View of a vessel, Mandarin, etc., of China

 

Jan Huygen van Linschoten, 1596:
Lectuli, et ratio, quibus Chine...Excellent. 10 x 13 inches. $350.

Jan Huygen van Linschoten was an adventurer who accompanied a Portuguese vessel to India. In 1572, when Linschoten was about ten years old, the Spanish subdued Haarlem, and the Linschoten family moved to the active seaport of Enkhuizen, where Spanish control was weaker. Despite the wars between Holland and Spain, the two countries still maintained a commercial relationship, and when Linschoten was sixteen he traveled to Spain and Portugal. In 1583 he got passage from Lisbon around Africa and on to southern Asia, living for five years in Goa. Although he never traveled to Southeast Asia, he had a keen interest in the region, and recorded a great deal of information about it while in Goa. His Reysgheschift, published in 1595, recorded explicit sailing directions he had garnered from Portuguese rutters for entering the Indian Ocean by way of the Cape of Good Hope.
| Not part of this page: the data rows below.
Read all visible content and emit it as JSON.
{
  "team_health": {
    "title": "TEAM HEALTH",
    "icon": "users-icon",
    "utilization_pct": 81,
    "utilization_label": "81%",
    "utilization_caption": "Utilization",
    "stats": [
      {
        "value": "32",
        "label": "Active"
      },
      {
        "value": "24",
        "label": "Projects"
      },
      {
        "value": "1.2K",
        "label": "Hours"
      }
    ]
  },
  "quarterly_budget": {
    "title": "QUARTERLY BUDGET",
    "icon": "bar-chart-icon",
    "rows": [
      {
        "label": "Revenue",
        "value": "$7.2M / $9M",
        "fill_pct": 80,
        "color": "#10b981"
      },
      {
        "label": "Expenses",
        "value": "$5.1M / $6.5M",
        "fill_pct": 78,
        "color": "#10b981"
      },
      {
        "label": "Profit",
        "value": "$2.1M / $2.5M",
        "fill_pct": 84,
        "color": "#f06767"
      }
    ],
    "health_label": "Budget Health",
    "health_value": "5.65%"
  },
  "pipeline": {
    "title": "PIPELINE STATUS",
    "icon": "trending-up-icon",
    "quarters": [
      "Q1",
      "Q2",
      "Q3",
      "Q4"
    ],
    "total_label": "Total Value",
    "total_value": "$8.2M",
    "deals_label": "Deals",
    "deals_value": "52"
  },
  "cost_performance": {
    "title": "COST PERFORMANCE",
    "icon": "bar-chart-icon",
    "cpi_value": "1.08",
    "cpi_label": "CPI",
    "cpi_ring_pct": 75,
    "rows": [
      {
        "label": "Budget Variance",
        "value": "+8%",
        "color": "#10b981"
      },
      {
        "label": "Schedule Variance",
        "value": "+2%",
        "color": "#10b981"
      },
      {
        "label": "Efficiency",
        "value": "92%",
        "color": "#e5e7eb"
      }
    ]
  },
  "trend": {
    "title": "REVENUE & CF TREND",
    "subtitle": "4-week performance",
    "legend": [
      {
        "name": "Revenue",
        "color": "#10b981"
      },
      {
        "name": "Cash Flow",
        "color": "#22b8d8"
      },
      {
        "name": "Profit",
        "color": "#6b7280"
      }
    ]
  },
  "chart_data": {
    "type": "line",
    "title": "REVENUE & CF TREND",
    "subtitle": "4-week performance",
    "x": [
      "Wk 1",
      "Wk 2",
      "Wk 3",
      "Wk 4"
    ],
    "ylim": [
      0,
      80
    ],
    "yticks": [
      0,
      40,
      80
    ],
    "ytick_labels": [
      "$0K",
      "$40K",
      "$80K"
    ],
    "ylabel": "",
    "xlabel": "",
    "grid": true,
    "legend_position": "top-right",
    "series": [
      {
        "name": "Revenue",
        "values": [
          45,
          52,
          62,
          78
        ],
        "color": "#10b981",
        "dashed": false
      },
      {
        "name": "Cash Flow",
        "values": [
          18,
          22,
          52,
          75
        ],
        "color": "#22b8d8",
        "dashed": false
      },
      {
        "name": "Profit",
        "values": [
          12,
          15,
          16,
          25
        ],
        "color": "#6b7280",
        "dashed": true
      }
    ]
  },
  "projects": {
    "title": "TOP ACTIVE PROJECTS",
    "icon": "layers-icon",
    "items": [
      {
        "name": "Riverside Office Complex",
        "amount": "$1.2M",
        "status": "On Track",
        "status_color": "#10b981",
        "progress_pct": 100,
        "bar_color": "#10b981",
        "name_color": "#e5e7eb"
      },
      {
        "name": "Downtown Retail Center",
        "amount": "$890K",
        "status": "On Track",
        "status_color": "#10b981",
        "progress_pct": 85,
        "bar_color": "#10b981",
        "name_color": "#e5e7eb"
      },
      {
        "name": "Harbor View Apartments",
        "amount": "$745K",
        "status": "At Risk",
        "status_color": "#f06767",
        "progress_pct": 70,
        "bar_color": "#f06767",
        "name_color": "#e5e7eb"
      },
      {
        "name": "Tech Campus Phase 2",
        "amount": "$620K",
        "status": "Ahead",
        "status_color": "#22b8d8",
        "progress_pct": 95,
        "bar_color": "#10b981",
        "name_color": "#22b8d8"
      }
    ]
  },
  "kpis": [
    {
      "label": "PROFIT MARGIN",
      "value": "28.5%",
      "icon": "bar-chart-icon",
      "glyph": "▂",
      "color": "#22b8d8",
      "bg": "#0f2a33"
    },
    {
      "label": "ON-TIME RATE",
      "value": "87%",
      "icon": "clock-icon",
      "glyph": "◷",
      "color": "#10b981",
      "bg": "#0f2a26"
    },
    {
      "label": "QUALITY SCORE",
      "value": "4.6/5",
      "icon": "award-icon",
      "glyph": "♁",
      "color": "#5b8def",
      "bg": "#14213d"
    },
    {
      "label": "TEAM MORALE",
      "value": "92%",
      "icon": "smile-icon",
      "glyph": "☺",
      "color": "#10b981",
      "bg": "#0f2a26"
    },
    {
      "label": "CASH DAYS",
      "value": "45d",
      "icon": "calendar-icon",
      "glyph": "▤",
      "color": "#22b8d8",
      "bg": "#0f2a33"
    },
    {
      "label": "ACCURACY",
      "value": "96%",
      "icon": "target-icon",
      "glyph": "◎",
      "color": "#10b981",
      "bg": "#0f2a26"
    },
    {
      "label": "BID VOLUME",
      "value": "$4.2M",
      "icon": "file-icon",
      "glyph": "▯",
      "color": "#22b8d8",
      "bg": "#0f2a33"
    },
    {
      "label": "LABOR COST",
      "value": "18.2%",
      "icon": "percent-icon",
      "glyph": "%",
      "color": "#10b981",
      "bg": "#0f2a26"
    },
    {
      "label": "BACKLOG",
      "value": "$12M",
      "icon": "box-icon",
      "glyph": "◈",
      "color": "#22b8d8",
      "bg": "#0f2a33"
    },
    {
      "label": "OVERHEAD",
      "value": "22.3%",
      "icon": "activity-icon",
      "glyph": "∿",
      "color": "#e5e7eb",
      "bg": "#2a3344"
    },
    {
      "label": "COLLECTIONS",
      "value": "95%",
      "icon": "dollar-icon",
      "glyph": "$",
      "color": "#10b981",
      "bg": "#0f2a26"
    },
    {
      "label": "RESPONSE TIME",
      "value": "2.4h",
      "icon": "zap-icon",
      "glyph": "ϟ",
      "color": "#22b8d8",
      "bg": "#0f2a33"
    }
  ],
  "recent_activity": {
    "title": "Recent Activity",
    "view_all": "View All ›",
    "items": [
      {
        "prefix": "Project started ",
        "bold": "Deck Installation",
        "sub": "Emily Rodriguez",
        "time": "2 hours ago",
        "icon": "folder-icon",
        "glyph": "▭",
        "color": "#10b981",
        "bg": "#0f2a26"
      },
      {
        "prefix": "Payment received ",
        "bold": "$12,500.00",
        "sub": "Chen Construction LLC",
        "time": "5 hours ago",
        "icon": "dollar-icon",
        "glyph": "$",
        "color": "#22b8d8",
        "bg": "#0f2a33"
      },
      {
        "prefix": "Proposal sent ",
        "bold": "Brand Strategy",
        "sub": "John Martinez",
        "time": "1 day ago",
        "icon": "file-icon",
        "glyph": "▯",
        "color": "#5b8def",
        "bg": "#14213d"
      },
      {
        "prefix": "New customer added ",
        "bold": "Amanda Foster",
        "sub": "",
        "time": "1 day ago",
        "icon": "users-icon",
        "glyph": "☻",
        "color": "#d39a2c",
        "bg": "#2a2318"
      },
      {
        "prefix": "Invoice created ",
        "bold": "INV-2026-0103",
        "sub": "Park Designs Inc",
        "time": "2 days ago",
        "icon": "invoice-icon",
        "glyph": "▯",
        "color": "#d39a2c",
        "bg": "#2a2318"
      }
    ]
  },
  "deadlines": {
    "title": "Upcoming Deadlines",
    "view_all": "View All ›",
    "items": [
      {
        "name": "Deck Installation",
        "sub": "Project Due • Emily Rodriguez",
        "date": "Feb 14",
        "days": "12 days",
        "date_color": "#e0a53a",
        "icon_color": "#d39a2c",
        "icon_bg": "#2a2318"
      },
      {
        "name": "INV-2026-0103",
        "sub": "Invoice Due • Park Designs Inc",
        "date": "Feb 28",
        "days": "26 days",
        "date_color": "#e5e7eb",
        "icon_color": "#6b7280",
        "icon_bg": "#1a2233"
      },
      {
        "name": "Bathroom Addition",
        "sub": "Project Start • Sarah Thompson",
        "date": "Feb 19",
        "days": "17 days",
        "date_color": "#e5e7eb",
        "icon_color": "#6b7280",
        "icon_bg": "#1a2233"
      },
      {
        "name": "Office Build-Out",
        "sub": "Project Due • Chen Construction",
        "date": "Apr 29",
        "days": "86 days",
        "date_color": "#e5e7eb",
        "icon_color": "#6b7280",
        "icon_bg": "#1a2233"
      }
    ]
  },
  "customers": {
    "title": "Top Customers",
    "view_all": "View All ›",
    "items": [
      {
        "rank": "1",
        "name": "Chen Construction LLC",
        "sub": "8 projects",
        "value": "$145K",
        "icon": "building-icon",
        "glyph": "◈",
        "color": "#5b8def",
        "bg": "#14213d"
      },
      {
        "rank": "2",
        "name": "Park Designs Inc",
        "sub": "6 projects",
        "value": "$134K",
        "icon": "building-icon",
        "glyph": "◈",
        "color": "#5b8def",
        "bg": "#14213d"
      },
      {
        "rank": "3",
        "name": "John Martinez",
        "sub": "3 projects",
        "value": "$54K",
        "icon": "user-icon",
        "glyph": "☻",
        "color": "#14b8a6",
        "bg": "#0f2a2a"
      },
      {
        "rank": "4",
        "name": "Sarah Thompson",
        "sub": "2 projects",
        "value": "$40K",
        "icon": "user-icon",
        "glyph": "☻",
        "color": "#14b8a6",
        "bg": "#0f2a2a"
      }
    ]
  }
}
But his more famous work is the Itinerario, which quickly became a standard text for Indies-bound pilots, and is among our most important sources for Southeast Asia during the sixteenth century. Linschotens Itinerario made details of the formerly mysterious world of the Portuguese Indies easily available to anyone with the dream and the initiative to venture to the East. Further, Linschoten provided the geographic key to unlocking the Portuguese grip on passage through the Malacca Strait: Linschoten advocated approaching the Indies from the south of Sumatra through the Sunda Strait, thereby minimizing the danger of Portuguese notice or reprisal.